И потому Даша вела двойственную жизнь: всем своим новым существом она жила в будущем, блистающем огнями рамп, тянущемся в неведомое мостками подиумов, мчащемся в красных спортивных машинах с открытым верхом. А с Хирургом она жила сегодняшним, нет, вчерашним, по сути дела вчерашним днем.

Жила и не задумывалась, ведь эту ее двойственную жизнь придумал он сам. Он сам говорил, что многие несчастья нашего общества происходят из-за того, что большая часть семей по тем или иным причинам живет не в ту сторону.

"Семьи создаются, – изрекал он, лепя пельмени из свинины Козлова, – чтобы физиологически выжить перед лицом жизненных напастей, чтобы женщина могла родить ребенка, чтобы было кому защищать малых и кормить состарившихся. А в идеале семья нужна лишь для воспитания ребенка. И воспитания не в качестве лишней пары рук, не в качестве кормильца престарелых родителей, а в качестве полноценного и самостоятельного человека, главная цель которого не заработать деньги, не сделать карьеру, а реализоваться. И это великая цель, ибо вокруг реализовавшихся людей меньше горя и ненависти".

А кто не хочет, чтобы вокруг было меньше горя и ненависти? И Даша хотела. Слушая Лихоносова, она чувствовала себя его дочерью, дочерью, которую воспитывают, чтобы она могла пойти по миру своею собственной дорогой.

65. Козлов появился и исчез.

Со временем свыкшись со своим лицом, Даша стала Афродитой.
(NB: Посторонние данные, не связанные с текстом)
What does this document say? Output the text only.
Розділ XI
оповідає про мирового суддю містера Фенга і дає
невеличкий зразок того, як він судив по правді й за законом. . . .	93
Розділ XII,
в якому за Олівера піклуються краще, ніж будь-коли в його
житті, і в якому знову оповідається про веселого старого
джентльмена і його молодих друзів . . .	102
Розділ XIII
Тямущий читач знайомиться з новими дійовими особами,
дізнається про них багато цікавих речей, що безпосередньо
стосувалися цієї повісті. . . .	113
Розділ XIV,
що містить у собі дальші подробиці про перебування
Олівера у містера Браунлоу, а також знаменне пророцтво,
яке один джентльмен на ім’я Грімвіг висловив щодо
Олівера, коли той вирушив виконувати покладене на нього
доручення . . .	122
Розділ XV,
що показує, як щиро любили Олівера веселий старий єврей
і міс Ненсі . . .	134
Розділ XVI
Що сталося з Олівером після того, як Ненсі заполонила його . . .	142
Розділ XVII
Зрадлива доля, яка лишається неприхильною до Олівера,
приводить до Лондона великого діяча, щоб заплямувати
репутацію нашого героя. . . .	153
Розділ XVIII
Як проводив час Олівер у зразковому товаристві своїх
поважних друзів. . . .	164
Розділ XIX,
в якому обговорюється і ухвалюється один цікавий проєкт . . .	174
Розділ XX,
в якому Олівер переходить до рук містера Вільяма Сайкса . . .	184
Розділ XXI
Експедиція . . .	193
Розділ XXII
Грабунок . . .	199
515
Даже красивее, потому что красота ее была человечной, а глаза и ум помнили горе. Лихоносов не сводил с нее глаз. И не спешил освободить ногу он железок. Даша, глядя в его несмелые глаза, понимала, что эти железки для него есть суть оковы с ядром, сняв которые, он потеряет власть над своей Галатеей.

– Ладно, сниму их седьмого ноября, – пообещал он в середине октября после того, как женщина, якобы в пылу любви, больно ударила его своей конструкцией.
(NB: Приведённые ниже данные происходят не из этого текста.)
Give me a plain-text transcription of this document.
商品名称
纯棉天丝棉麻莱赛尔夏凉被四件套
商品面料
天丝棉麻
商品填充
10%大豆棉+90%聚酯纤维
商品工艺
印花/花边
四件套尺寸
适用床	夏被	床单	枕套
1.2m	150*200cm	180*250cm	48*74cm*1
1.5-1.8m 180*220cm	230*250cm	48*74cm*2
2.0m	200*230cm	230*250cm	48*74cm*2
– Ты случайно не коммунист? – радостно засмеялась Даша. – Обещал же к Новому году?

– К Новому году я обещал тебе всенародное признание, – ответил Хирург, потершись щекой о ее плечо.

И она стала ждать пролетарского праздника, как Пасхи. В конце октября неожиданно пришел с фотоаппаратом молоденький и симпатичный лейтенант милиции.
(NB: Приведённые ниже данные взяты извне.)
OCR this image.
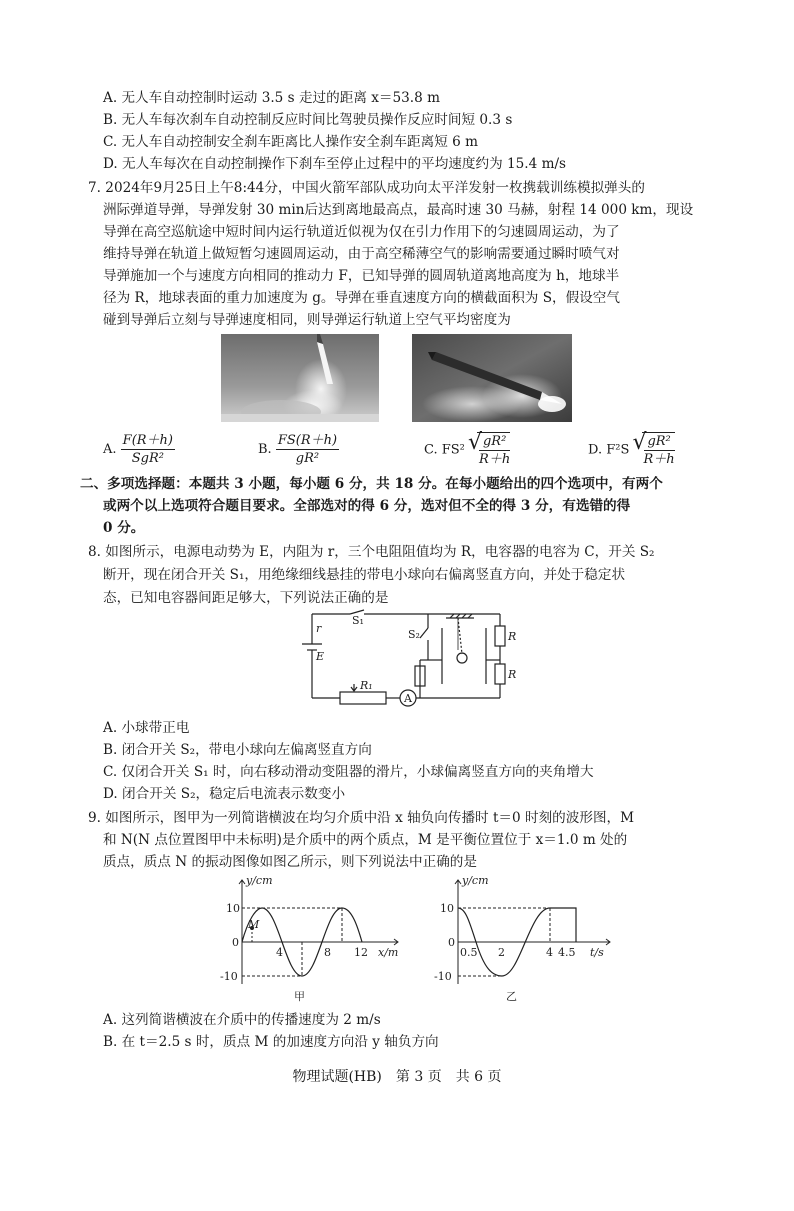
A. 无人车自动控制时运动 3.5 s 走过的距离 x＝53.8 m
B. 无人车每次刹车自动控制反应时间比驾驶员操作反应时间短 0.3 s
C. 无人车自动控制安全刹车距离比人操作安全刹车距离短 6 m
D. 无人车每次在自动控制操作下刹车至停止过程中的平均速度约为 15.4 m/s
7. 2024年9月25日上午8:44分，中国火箭军部队成功向太平洋发射一枚携载训练模拟弹头的
洲际弹道导弹，导弹发射 30 min后达到离地最高点，最高时速 30 马赫，射程 14 000 km，现设
导弹在高空巡航途中短时间内运行轨道近似视为仅在引力作用下的匀速圆周运动，为了
维持导弹在轨道上做短暂匀速圆周运动，由于高空稀薄空气的影响需要通过瞬时喷气对
导弹施加一个与速度方向相同的推动力 F，已知导弹的圆周轨道离地高度为 h，地球半
径为 R，地球表面的重力加速度为 g。导弹在垂直速度方向的横截面积为 S，假设空气
碰到导弹后立刻与导弹速度相同，则导弹运行轨道上空气平均密度为
A. $\frac{F(R+h)}{\text{SgR²}}$	B. $\frac{FS(R+h)}{\text{gR²}}$	C. FS² √ $\frac{\text{gR²}}{R+h}$	D. F²S √ $\frac{\text{gR²}}{R+h}$
二、多项选择题：本题共 3 小题，每小题 6 分，共 18 分。在每小题给出的四个选项中，有两个
或两个以上选项符合题目要求。全部选对的得 6 分，选对但不全的得 3 分，有选错的得
0 分。
8. 如图所示，电源电动势为 E，内阻为 r，三个电阻阻值均为 R，电容器的电容为 C，开关 S₂
断开，现在闭合开关 S₁，用绝缘细线悬挂的带电小球向右偏离竖直方向，并处于稳定状
态，已知电容器间距足够大，下列说法正确的是
r
E
S₁
S₂
R₁
A
R
R
A. 小球带正电
B. 闭合开关 S₂，带电小球向左偏离竖直方向
C. 仅闭合开关 S₁ 时，向右移动滑动变阻器的滑片，小球偏离竖直方向的夹角增大
D. 闭合开关 S₂，稳定后电流表示数变小
9. 如图所示，图甲为一列简谐横波在均匀介质中沿 x 轴负向传播时 t＝0 时刻的波形图，M
和 N(N 点位置图甲中未标明)是介质中的两个质点，M 是平衡位置位于 x＝1.0 m 处的
质点，质点 N 的振动图像如图乙所示，则下列说法中正确的是
y/cm
x/m
10
-10
0
4	8 12
M
甲
y/cm
t/s
10
-10
0
0.5 2	4 4.5
乙
A. 这列简谐横波在介质中的传播速度为 2 m/s
B. 在 t＝2.5 s 时，质点 M 的加速度方向沿 y 轴负方向
物理试题(HB)　第 3 页　共 6 页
– Я от Владимира Константиновича, – сказал он, восторженно поглядывая на Дашу.

– А кто такой Владимир Константинович? – заиграла глазами преемница Афродиты.

– Это подполковник Козлов. Бывший подполковник. Увольняясь, он попросил меня сделать вам новый паспорт. Есть у вас чистая простыня?

– Есть, конечно, – ответила Даша, уразумев, почему в вопросе лейтенанта прозвучало ожидание отрицания. "Будь ты со мной, простыни пришлось бы менять каждый день".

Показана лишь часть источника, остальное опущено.